You will suffer, no matter what you do to try to keep yourself from suffering.  What you do with your suffering will either damn you to a life of anger turned to festering resentment toward others, or it will humble you and make you real---that is, human, and deeply compassionate.  You may no longer have what you thought you needed to live the life you wanted.  You may have to let go of what you thought you could not live without.  But you are still alive, still breathing, still capable---in fact, more capable---of true love.

"When you're Real, you don't mind being hurt."  That's an extraordinary freedom---a freedom that woos us this Holy Week.

United with Christ

To be united with Christ in his Passion means to suffer with him. To be united with him, you cannot wield power as most others do. Anger has no place. Controlling others is excluded. Leadership is inverted. The ways of worldly leadership are unmade. You learn to suffer rather than protect yourself, to serve rather than be served, to lose rather than win.

But to what end? Does the "end" even matter? Is not interest in outcomes an invitation to arouse the ego?

To simply live as Jesus does, rather than to live conditionally, calculatingly---this is the center. You are to wield only the power of secret prayer. It is this glorious humiliation of yourself, this holy emptiness, that runs with---not against--the true grain of the universe, the real current of creation's flow.

Amazing Grace for the Wounded Soul

Theologian Ray Anderson has penned an important, yet little known book that is help for all who are struggling with broken hearts, wounded souls.  Judas and Jesus: Amazing Grace for the Wounded Soul is helpful not only for those who are facing the darkness of their own despair, but also for those who love them and try to walk beside them.
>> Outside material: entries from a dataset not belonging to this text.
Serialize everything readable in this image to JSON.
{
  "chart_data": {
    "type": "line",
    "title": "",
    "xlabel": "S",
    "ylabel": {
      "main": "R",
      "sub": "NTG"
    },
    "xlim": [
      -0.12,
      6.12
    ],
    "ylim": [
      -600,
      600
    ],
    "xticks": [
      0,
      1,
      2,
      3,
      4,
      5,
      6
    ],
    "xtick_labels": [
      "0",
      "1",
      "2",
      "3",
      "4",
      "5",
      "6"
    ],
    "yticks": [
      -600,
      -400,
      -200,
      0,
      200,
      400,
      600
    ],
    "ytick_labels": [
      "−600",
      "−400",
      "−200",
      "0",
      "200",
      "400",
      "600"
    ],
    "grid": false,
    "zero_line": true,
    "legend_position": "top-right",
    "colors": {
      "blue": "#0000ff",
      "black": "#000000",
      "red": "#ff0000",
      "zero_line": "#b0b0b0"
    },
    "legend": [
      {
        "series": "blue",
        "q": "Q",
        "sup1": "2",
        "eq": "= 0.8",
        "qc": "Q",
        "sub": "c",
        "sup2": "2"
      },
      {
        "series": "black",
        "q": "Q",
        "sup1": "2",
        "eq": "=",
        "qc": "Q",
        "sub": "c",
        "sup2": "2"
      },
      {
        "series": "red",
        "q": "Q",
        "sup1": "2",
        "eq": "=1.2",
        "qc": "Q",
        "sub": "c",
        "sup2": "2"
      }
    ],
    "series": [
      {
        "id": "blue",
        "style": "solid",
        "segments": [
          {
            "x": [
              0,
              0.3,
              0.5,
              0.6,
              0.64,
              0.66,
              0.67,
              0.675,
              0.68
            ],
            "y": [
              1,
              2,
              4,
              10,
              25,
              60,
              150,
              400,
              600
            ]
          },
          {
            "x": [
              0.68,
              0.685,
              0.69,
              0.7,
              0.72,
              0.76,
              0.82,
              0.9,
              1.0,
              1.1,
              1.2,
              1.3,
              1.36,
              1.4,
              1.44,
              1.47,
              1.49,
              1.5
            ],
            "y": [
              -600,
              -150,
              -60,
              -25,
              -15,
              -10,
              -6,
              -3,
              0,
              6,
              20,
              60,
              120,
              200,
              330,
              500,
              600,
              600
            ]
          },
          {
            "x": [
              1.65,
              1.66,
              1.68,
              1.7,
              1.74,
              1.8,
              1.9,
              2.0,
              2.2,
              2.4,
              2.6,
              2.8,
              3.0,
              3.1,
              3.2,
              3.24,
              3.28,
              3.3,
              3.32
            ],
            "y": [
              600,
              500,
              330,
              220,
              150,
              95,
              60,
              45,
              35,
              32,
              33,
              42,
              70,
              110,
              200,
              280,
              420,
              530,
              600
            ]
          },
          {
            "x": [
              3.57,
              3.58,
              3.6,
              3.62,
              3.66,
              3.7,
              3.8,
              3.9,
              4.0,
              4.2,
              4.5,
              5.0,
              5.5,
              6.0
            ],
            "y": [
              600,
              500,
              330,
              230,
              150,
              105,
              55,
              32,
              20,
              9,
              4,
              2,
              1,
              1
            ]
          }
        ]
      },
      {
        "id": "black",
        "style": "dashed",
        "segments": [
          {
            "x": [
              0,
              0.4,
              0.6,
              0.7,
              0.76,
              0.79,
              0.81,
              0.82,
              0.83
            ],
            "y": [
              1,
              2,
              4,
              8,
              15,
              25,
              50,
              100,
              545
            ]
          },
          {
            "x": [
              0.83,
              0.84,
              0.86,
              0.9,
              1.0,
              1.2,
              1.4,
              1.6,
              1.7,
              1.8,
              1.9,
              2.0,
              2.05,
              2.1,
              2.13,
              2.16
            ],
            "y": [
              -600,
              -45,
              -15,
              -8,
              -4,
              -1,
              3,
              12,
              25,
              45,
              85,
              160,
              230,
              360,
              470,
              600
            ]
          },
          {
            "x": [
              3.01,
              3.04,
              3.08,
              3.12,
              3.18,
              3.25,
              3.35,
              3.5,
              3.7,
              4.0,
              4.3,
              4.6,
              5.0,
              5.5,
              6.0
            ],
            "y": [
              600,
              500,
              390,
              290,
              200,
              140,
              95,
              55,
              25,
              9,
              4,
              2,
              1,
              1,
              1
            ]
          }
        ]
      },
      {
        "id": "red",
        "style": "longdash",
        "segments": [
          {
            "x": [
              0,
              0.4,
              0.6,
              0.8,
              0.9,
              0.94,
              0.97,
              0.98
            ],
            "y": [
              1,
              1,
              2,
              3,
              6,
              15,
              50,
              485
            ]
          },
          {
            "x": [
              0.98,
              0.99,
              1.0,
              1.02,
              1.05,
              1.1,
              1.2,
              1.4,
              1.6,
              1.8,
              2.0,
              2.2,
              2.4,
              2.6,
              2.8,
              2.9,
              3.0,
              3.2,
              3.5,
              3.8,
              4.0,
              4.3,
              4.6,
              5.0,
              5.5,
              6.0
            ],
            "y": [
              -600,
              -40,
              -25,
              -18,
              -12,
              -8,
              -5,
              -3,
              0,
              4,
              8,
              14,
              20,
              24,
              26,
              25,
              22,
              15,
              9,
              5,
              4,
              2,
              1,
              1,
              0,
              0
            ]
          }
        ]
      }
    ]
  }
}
It's particularly relevant in these difficult times.  It's a good resource to help us move forward in at least one of the directions I charted out in my recent sermon after the tragic death of a friend who was haunted by severe depression.

About the book, Eugene Peterson says: "As theologian and pastor, Ray Anderson courageously probes the Judas experience in order to help us get in touch with the depths of despair and hopelessness within ourselves.  He finds there, where we often least expect it but should dare to embrace it, the forgiveness of Jesus, the grace of the risen Christ."